Clara is shorter, sturdier, with sharp, intelligent eyes that miss nothing.
She was once a pet herself, long ago, for another keeper, before age and a sharp mind graduated her to trainer.
She understands the journey from both sides.
She is the firm hand, the disciplinarian, the one who teaches the boundaries.
They stop before me and bow their heads slightly. “Master,” Clara says. “Welcome home. We are glad to see you returned safely.”
“The world is full of threats, Clara. But few that can touch us here,” I reply, my hand still resting on Felice’s head. “How have they been?”
“Obedient. Content,” Issac answers, his voice a soft, reedy thing.
“Good.” I let my gaze sweep over my three beautiful creatures. They are perfect, but perfection is not a destination; it is a continuous pursuit. “It’s time we began preparations for the fourth.”
There is a slight, almost imperceptible shift in their posture. Clara’s eyebrows lift a fraction. “The auction isn’t for another few years.”
“I am aware of her age, Clara,” I say, my voice mild but leaving no room for question. “I did not say we were receiving her tomorrow. I said we begin preparations. I like to be organised. A work of art cannot be rushed. It requires foresight. Preparation of the canvas. Selection of the tools.”
I step away from Felice who immediately sinks to her knees, watching me with rapt attention. I walk toward the arcade, out of range for my pets to hear, and my two trainers fall into step beside me.
“This one will be different,” I continue, looking out at the endless grey expanse of the ocean. “The others were blank slates, beautiful clay to be moulded. This one will have a certain arrogance bred into her bones. It will need to be stripped away, not just broken down.”
I turn to face them. “You will need to break her in differently. You will manage her differently. Her conditioning must be more profound, her dependence more absolute.”
Clara is watching me, her head cocked. She is calculating, already running scenarios. “You have a specific end goal in mind for this one, Master?”
A slow smile touches my lips. It is not a pleasant smile.
It is the smile of a man anticipating a long-denied feast. “I do. I want to craft a different kind of pet to my other three. Let’s see how deep the damage can go before the light truly vanishes.
We can explore the exquisite boundary between absolute submission and the flicker of a spirit that knows it was once meant for more.

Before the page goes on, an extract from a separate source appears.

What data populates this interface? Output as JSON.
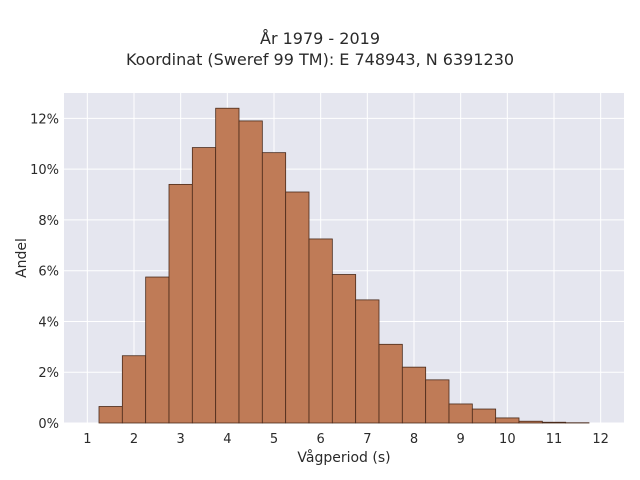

That way I will own not just her body, but her corruption. ”
The air seems to grow still, even the sea’s roar feels muted.
Issac simply nods, as if I had asked him to prepare a new room with a specific shade of paint.
Clara’s sharp eyes gleam with a dark understanding.
She is not shocked, she is intrigued. This is a new challenge.
A masterpiece, and we will build it together.
“It will require a revised methodology,” she says, her voice clinical. “A different initial approach. More psychological deconstruction before the physical conditioning begins in earnest.”
“Precisely that.” I say, and the anticipation is a thrum in my veins. This is what I need. Not just the vengeance for Ines, not just the guardianship of Ezra, but this: the creative, cruel act of reshaping a soul. It is the purest expression of my power. The best way to channel the chaos inside me.
They bow again, deeper this time, and retreat back into the shadows of the arcade, already speaking in low, quick tones to each other. The architects returning to their drawing board.
I am left alone in the Cloister. My three pets remain, but they are part of the scenery now, beautiful fixtures. My mind is already years in the future, in a room not yet built, looking into the eyes of a girl who does not yet know she is destined to become my magnum opus.
I walk to the edge of the flagstones, right to the point where the courtyard ends and the cliff face drops away into nothing. The wind pulls at my clothes, the spray from the waves far below mists my face. I spread my arms, embracing the void.
This is peace. This is power.
Poor little Grace Ratcliffe has no idea what destiny has install for her. But with her body, with her flesh I will sate this vengeance; this anger, this everything.